La fin du 20° siècle a vu une résurgence de la pensée magique et mystique quelque peu déplacée et anachronique dans notre société technologique. Mais pour ces mystiques des temps modernes, la science et la technologie ne sont pas totalement éloignées de leurs idées. Le progrès scientifique, et l'innovation technologique, ont engendré une avance incomparable et indéniable qui ne peut être ignorée, même par le plus anti-science d'entre les enragés du "bon vieux temps". Quiconque déclare avec force que la science soutien ou renforce ses théories peut recueillir un certain taux d'écoute, d'autorité et de respect plus qu'aucune autre chose.

C'est précisément ce qu'ont fait les mystiques du quantique lorsqu'ils affirmèrent que les théories les plus couronnées de succès, et les plus testées de ces cents dernières années, (la mécanique quantique) venaient soutenir leur vision de l'univers. Ils revendiquent le fait que la MQ légitime leurs vieilles croyances comme quoi la conscience humaine détermine en fait la réalité.
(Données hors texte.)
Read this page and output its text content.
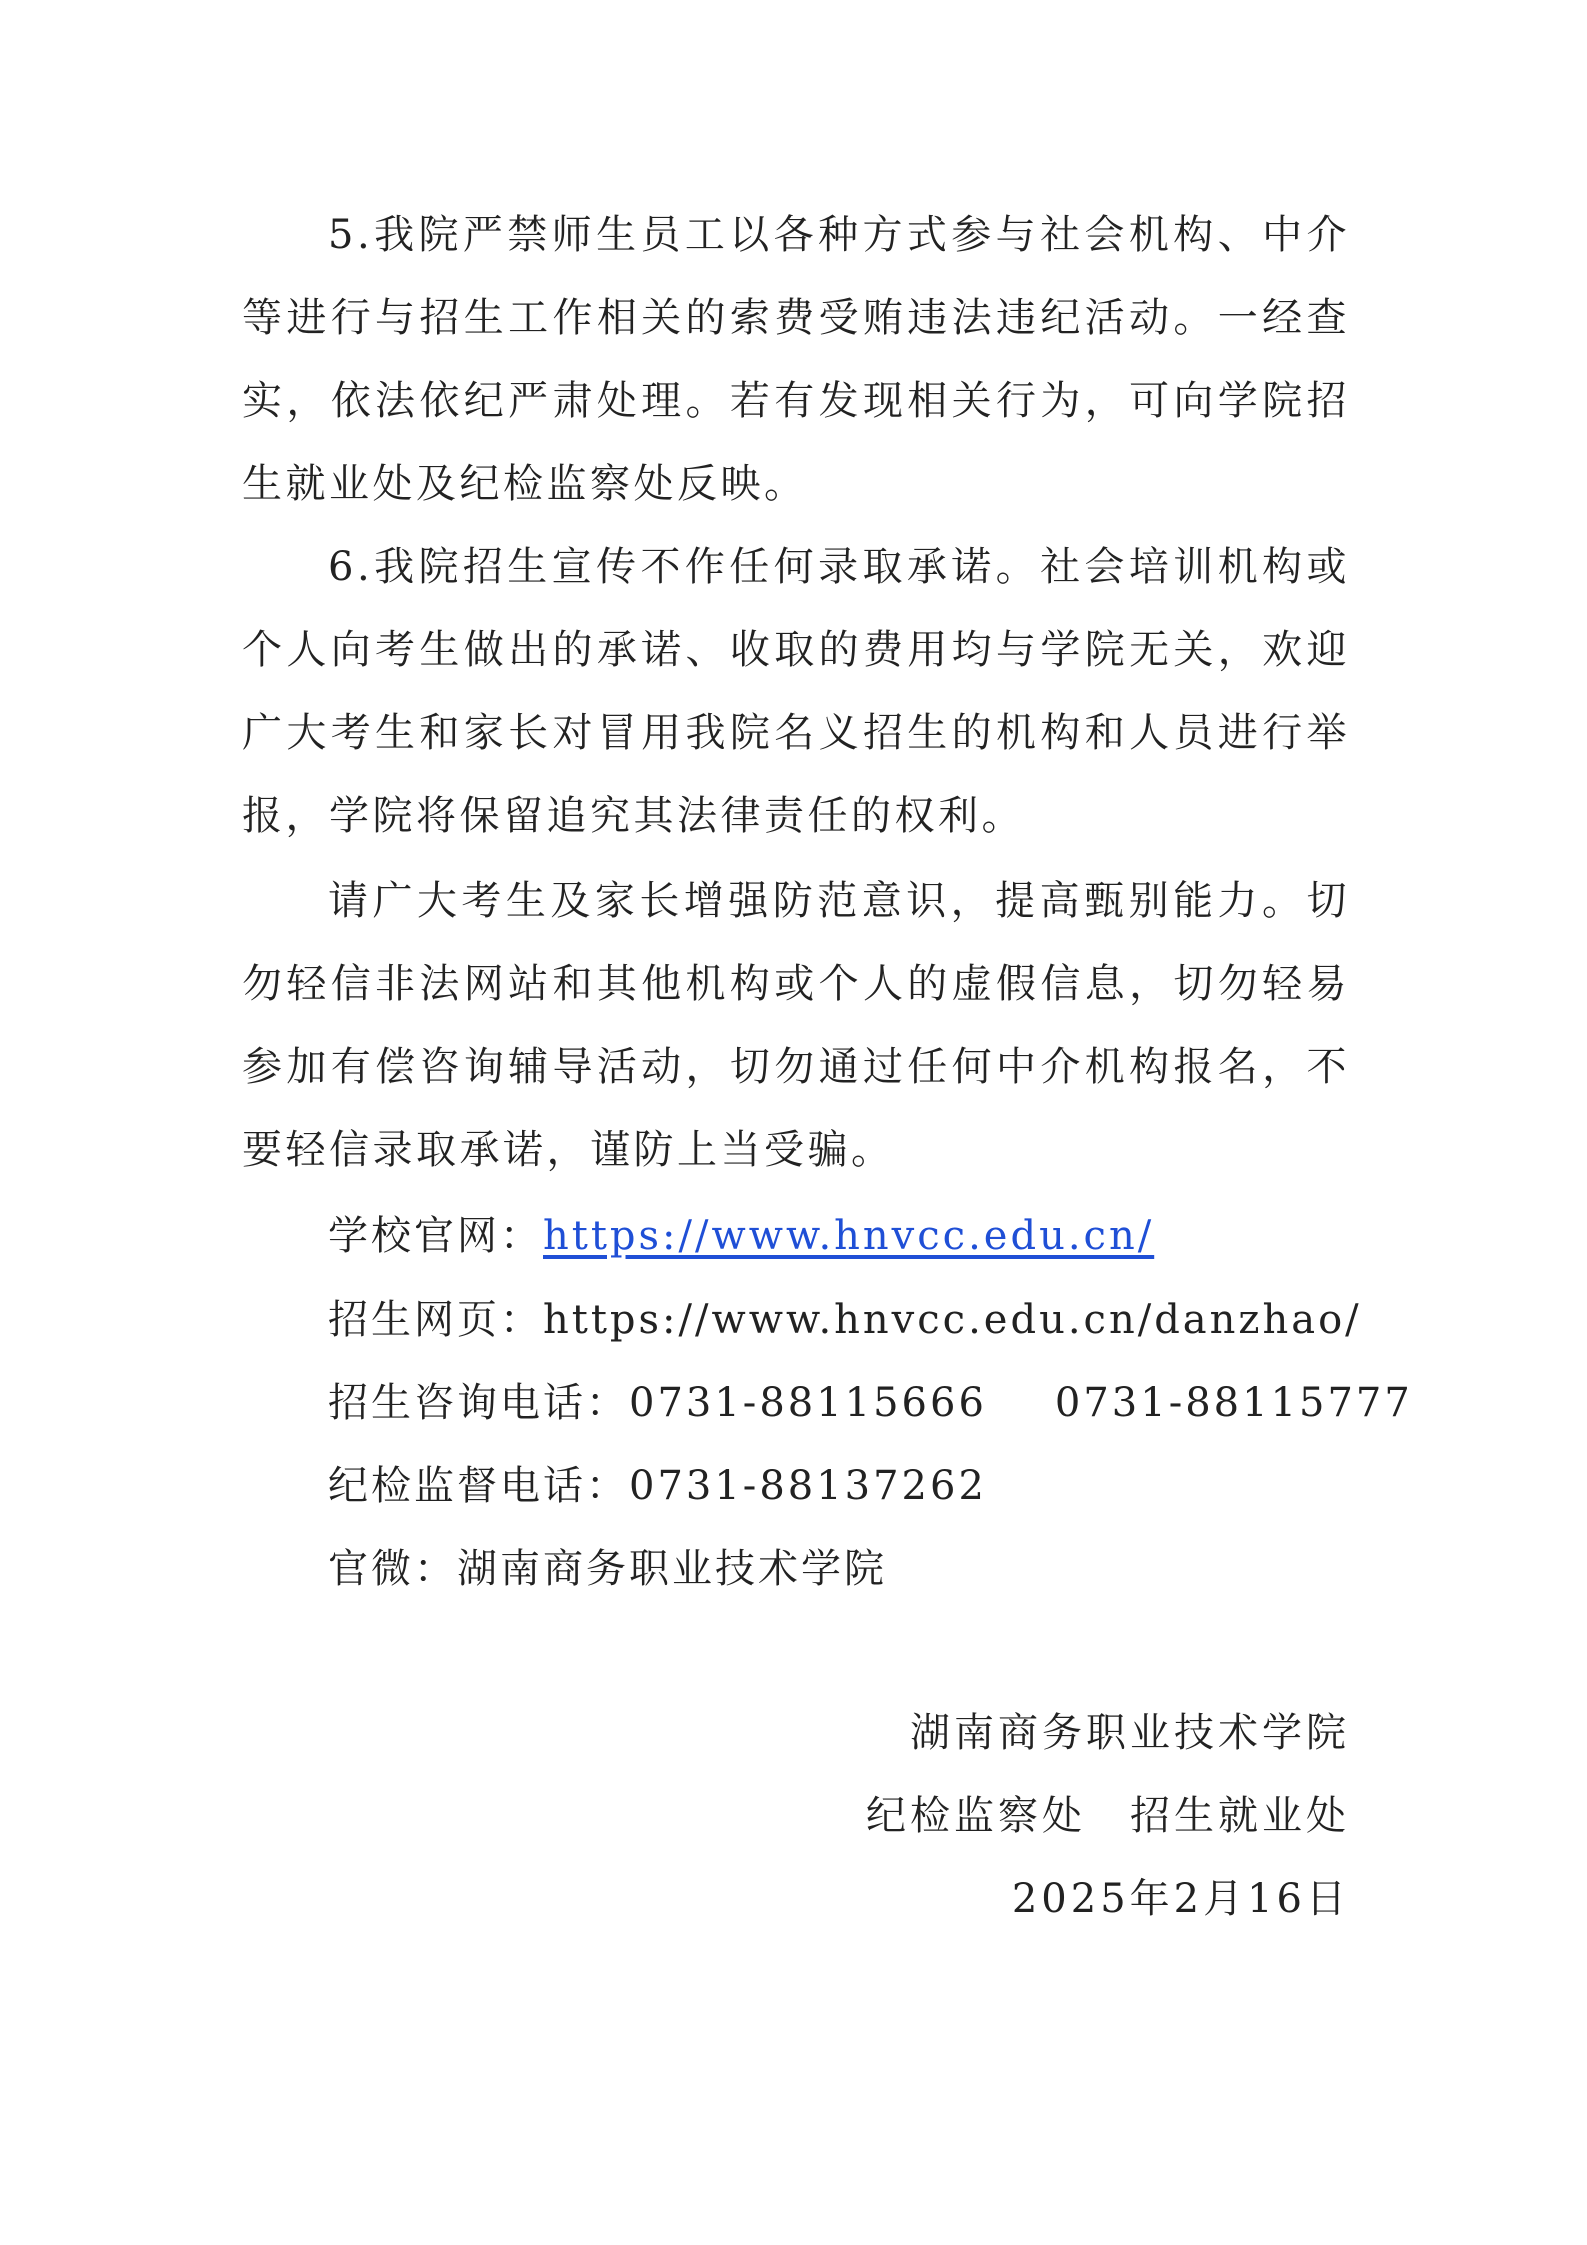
5.我院严禁师生员工以各种方式参与社会机构、中介等进行与招生工作相关的索费受贿违法违纪活动。一经查实，依法依纪严肃处理。若有发现相关行为，可向学院招生就业处及纪检监察处反映。

6.我院招生宣传不作任何录取承诺。社会培训机构或个人向考生做出的承诺、收取的费用均与学院无关，欢迎广大考生和家长对冒用我院名义招生的机构和人员进行举报，学院将保留追究其法律责任的权利。

请广大考生及家长增强防范意识，提高甄别能力。切勿轻信非法网站和其他机构或个人的虚假信息，切勿轻易参加有偿咨询辅导活动，切勿通过任何中介机构报名，不要轻信录取承诺，谨防上当受骗。

学校官网：https://www.hnvcc.edu.cn/

招生网页：https://www.hnvcc.edu.cn/danzhao/

招生咨询电话：0731-88115666 0731-88115777

纪检监督电话：0731-88137262

官微：湖南商务职业技术学院

湖南商务职业技术学院

纪检监察处　招生就业处

2025年2月16日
Nous devons croire que la pensée humaine, contrairement à la matière et à l'énergie, est à la base même de l'univers. Les observations scientifiques, cependant, n'apportent aucune caution à ces affirmations. Il n'existe aucune preuve ni argument soutenant l'idée selon laquelle l'univers physique n'est qu'un produit de l'imagination elle-même sous-produit de notre esprit. Cette idée provient d'une erreur d'interprétation de la Mécanique Quantique, d'une traduction erronée du mathématique vers le philosophique.

L'intérêt du mysticisme quantique remonte en 1975 avec la publication du livre Le Tao de la physique de Fritjof Capra. Dans son ouvrage, il affirme que la MQ confirme des enseignements traditionnels des mystiques orientaux : que la conscience humaine est inextricablement liée à l'univers, formant un tout indivisible. Cette phrase en dit long : "Les pensées et les émotions créent des processus physiques (...) le monde, comprenant l'expérience de notre corps, est totalement déterminé par la façon que vous avez de le percevoir"(Capra 1975). Dans les années 1990, Deepak Chopra a écrit plusieurs livres qui se sont bien vendus surtout grâce au terme "quantique" apparaissant dans le titre ou au langage pseudo scientifique utilisé, comme "Le Corps quantique : trouver la santé grâce aux interactions corps/esprit" ou "Un corps sans âge, un esprit immortel : réponse de notre temps au vieillissement". Dans ses livres, Chopra promulgue sa position sur la médecine alternative, la guérison quantique, dans laquelle l'esprit seul peut guérir toutes maladies et nous donner l'immortalité. Chopra reprend d'ailleurs Capra dans cette phrase : "Le monde physique, comprenant nos corps, est une réponse de l'observateur. Nous créons nos propres corps tout comme nous créons notre expérience du monde.", "Les croyances, les pensées et les émotions créent les réactions chimiques qui maintiennent la vie dans chaque cellule." (Chopra 1993).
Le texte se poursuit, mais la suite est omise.